Полковник Горин - Николай Наумов 20 стр.


"Да, Горин, кажется, такой, - задумался Аркадьев. - За неудачи полка и встречи с Любой мог придавить, а дал время поправиться. Обойти его приказ - навсегда или очень надолго потерять его веру. Чуть споткнешься - уже не защитит и не поможет. А случится неладное сейчас, если действовать по указаниям Григория Никифоровича, его словами (Горин о задаче полка знает) не оправдаешься, новый приказ комдива получен только что. Так что останавливай полк и переходи к обороне немедля".

Аркадьев посмотрел вперед - подразделения полка, пока он раздумывал, так далеко ушли, что приказ комдива едва ли удастся выполнить.

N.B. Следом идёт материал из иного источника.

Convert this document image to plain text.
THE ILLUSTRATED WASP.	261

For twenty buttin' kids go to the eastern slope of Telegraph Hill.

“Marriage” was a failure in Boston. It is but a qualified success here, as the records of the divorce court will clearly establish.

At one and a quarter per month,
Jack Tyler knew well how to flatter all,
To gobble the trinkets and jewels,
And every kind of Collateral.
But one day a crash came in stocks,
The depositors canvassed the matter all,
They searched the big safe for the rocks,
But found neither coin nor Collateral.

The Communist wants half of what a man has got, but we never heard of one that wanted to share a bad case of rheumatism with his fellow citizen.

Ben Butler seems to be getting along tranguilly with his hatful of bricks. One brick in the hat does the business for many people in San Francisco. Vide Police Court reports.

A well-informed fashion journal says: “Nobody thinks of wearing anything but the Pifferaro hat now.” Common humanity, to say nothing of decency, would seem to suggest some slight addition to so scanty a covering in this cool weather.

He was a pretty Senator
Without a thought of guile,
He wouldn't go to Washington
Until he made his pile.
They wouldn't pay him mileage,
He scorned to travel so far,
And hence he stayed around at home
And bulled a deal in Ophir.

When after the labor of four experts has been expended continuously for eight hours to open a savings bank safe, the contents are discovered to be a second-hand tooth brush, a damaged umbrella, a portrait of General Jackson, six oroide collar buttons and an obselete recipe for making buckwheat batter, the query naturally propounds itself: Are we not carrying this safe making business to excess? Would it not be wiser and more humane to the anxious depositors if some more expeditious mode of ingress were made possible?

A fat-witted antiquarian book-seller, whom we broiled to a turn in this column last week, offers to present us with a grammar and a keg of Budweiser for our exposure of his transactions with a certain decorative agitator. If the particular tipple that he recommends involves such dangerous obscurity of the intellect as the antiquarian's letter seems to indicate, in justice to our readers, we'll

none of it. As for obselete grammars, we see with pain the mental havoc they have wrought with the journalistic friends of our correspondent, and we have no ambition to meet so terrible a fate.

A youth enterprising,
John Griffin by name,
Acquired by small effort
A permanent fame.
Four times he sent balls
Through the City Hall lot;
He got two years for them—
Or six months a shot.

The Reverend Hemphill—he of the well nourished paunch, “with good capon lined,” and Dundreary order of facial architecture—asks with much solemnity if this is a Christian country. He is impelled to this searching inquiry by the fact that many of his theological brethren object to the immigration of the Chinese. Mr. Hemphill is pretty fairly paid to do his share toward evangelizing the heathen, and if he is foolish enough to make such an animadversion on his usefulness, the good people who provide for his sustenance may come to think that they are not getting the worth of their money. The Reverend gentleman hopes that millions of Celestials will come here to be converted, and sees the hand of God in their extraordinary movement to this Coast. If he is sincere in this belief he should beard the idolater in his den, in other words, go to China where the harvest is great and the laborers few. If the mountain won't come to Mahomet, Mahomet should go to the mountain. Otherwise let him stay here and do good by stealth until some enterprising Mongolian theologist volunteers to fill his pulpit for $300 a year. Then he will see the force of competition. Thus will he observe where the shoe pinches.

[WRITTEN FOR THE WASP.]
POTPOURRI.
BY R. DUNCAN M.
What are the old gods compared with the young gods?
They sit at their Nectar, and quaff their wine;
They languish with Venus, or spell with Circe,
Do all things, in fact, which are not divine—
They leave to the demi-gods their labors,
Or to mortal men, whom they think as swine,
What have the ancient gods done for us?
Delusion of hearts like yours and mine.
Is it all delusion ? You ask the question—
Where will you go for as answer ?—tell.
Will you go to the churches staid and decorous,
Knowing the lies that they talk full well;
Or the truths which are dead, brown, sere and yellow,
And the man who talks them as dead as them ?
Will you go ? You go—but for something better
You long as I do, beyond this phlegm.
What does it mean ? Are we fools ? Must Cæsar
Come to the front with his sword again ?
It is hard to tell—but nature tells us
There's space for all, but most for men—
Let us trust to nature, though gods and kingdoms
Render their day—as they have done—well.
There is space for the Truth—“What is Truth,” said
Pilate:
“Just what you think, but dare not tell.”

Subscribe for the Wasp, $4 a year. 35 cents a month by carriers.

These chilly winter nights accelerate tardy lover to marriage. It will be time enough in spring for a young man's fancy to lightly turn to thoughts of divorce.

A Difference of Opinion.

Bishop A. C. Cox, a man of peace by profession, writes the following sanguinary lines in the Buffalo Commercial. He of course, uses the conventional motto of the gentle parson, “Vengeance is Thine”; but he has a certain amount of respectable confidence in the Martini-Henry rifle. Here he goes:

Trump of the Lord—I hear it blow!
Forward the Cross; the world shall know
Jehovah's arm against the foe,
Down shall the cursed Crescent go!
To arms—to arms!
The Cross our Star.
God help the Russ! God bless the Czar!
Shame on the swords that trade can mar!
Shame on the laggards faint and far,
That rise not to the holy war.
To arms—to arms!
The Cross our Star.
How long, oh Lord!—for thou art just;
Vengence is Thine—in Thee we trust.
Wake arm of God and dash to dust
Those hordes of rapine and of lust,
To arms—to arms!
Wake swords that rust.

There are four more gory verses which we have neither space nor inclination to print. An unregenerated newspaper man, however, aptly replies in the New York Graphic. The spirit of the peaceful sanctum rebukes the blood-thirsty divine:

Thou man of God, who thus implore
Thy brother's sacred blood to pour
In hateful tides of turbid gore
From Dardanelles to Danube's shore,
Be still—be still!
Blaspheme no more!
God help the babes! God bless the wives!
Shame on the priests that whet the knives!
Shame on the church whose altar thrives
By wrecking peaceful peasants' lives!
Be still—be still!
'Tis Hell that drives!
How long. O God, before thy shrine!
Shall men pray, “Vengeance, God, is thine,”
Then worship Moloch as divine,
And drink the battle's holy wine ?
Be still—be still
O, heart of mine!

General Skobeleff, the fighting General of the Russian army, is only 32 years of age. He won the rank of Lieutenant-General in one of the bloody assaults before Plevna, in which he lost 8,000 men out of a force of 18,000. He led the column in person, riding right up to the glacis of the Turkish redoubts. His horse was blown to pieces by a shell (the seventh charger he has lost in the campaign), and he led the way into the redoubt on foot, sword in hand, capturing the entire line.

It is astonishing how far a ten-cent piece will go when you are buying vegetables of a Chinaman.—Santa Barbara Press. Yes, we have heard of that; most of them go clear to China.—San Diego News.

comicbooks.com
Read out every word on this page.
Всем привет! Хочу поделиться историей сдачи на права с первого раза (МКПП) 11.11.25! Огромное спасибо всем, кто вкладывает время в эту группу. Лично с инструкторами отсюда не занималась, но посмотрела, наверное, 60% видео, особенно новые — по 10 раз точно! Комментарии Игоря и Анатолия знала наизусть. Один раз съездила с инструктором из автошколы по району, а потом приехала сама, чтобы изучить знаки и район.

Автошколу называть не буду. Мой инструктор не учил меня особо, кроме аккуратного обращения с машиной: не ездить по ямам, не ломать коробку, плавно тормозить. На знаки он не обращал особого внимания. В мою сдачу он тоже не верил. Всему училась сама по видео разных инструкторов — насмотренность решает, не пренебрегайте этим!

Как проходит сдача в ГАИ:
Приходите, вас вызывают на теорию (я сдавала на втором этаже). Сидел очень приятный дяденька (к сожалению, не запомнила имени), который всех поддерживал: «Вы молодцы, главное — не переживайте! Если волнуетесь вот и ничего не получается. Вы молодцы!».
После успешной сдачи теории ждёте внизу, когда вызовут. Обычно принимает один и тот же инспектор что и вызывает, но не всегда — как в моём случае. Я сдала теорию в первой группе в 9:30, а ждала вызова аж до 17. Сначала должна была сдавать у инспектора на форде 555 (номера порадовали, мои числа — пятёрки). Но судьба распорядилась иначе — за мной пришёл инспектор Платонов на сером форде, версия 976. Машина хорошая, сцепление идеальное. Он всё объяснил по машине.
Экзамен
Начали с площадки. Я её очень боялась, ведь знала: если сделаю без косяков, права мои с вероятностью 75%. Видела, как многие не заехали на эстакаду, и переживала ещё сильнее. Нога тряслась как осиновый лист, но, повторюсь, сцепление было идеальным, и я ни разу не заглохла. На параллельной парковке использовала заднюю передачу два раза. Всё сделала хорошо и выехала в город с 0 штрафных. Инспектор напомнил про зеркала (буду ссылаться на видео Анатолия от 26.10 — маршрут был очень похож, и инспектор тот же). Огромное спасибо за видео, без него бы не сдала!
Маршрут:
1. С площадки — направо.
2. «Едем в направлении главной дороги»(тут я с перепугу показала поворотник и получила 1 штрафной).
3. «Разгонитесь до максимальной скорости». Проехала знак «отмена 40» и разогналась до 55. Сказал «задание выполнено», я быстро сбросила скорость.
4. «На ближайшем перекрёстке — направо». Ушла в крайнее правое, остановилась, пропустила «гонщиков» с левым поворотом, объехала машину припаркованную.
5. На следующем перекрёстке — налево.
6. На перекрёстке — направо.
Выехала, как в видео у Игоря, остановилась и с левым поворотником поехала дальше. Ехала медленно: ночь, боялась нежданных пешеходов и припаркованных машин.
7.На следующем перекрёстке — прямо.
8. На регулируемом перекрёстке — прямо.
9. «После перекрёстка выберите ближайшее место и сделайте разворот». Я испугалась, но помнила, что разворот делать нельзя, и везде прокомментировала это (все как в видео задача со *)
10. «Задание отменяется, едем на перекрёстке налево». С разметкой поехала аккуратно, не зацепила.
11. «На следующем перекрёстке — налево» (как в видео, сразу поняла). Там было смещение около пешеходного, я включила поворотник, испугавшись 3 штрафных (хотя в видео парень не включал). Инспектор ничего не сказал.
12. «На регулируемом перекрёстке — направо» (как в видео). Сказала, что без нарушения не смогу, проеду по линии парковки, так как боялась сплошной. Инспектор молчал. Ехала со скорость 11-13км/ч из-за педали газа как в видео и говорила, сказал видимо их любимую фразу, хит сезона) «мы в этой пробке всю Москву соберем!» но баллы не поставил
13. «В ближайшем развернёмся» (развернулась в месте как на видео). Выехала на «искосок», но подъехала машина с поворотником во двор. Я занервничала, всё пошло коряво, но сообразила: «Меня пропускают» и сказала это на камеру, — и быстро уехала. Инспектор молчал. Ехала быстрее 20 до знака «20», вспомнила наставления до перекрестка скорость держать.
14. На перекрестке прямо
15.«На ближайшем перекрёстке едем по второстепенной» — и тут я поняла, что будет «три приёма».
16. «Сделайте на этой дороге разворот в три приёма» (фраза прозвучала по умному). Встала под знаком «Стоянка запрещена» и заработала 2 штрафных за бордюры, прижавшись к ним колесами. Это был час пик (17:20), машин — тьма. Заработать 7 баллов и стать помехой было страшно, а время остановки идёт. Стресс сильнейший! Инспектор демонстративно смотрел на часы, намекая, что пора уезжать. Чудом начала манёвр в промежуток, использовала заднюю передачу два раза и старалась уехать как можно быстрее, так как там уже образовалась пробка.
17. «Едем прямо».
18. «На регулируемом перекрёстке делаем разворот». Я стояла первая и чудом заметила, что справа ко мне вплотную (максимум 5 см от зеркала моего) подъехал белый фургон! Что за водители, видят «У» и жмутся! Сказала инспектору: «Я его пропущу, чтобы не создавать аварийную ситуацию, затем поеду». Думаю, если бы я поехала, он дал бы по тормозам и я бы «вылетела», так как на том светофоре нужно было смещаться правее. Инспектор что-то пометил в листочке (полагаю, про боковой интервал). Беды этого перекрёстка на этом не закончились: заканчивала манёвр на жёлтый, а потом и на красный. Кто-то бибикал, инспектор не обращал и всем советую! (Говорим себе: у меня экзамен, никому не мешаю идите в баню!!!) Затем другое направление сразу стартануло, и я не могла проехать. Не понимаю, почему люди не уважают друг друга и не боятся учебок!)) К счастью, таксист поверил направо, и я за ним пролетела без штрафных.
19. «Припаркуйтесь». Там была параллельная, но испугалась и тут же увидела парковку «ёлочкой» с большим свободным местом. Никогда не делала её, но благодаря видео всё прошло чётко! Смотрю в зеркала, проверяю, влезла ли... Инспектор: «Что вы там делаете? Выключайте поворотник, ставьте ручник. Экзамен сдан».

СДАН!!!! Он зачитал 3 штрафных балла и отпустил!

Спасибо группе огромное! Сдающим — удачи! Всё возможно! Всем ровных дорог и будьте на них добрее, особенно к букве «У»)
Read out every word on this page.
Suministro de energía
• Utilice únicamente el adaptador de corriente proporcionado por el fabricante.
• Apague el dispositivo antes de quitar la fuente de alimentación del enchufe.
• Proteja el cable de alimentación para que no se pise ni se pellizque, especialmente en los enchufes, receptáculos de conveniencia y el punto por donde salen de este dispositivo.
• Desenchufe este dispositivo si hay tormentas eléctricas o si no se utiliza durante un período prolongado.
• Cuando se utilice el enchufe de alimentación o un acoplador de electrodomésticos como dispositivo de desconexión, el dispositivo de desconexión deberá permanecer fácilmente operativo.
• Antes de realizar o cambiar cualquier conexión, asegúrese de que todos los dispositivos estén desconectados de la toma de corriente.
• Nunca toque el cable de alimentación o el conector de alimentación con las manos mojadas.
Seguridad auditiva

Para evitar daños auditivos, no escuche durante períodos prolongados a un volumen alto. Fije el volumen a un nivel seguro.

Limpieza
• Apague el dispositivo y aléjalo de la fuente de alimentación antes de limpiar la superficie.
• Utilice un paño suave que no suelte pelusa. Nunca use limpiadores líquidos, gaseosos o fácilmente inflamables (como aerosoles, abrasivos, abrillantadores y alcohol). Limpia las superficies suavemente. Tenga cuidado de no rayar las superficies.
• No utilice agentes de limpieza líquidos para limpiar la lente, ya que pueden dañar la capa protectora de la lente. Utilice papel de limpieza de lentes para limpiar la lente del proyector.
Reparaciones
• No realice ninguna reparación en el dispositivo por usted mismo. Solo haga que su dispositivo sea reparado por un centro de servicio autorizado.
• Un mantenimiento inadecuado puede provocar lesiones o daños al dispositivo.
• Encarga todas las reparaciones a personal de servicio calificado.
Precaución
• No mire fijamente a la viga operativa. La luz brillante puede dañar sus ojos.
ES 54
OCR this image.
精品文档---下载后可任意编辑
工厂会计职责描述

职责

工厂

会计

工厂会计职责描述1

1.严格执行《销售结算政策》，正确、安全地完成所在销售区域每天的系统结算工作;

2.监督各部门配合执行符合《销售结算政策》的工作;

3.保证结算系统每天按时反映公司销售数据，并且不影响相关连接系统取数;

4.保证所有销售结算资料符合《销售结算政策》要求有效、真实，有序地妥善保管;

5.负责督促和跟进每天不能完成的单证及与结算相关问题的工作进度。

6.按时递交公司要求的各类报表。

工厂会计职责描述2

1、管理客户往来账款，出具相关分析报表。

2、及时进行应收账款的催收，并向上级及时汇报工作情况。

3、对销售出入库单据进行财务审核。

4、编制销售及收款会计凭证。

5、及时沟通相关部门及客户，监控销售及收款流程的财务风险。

От навалившегося стыда и страха Аркадьев схватился руками за грудь, будто внутри у него натянулось что-то до нестерпимой боли и вот-вот должно было лопнуть.

- Геннадий Васильевич, что с вами? - увидев растерянность командира полка, обратился подполковник.

- Пока говорили, батальоны ушли вперед. Теперь не поздоровится.

- Если сейчас же их остановить, беды еще можно миновать.

Командир полка встряхнул себя, выпрямился, но единственное, что позволяло немедленно остановить полк, - отдать приказ открытым текстом, пусть с риском получить выговор на разборе учения за нарушение порядка переговоров, - не пришло ему в голову. Он затребовал таблицу сигналов, хотя своя лежала в планшете, и стал искать в ней нужное значение команд. Пока нашел и передал, машины передовых рот уже поднялись на высоты, стали расчленяться на взводные колонны. Аркадьев повременил, ожидая, что сигналы вот-вот дойдут до водителей бронетранспортеров и батальоны остановятся. Но, к его ужасу, те продолжали двигаться. Он рванул микрофон и раздраженно спросил: "Почему, почему… не выполняете приказ?!" Услышав ответ, опустил руки: его приказ "перейти к обороне" приняли за подтверждение прежнего - перейти к обороне на ранее указанном рубеже - он же рядом.

В это время у соседа справа в небо поползли дымные грибы. Потом еще два. А через пять минут и подразделения полка вздрогнули от мощных взрывов.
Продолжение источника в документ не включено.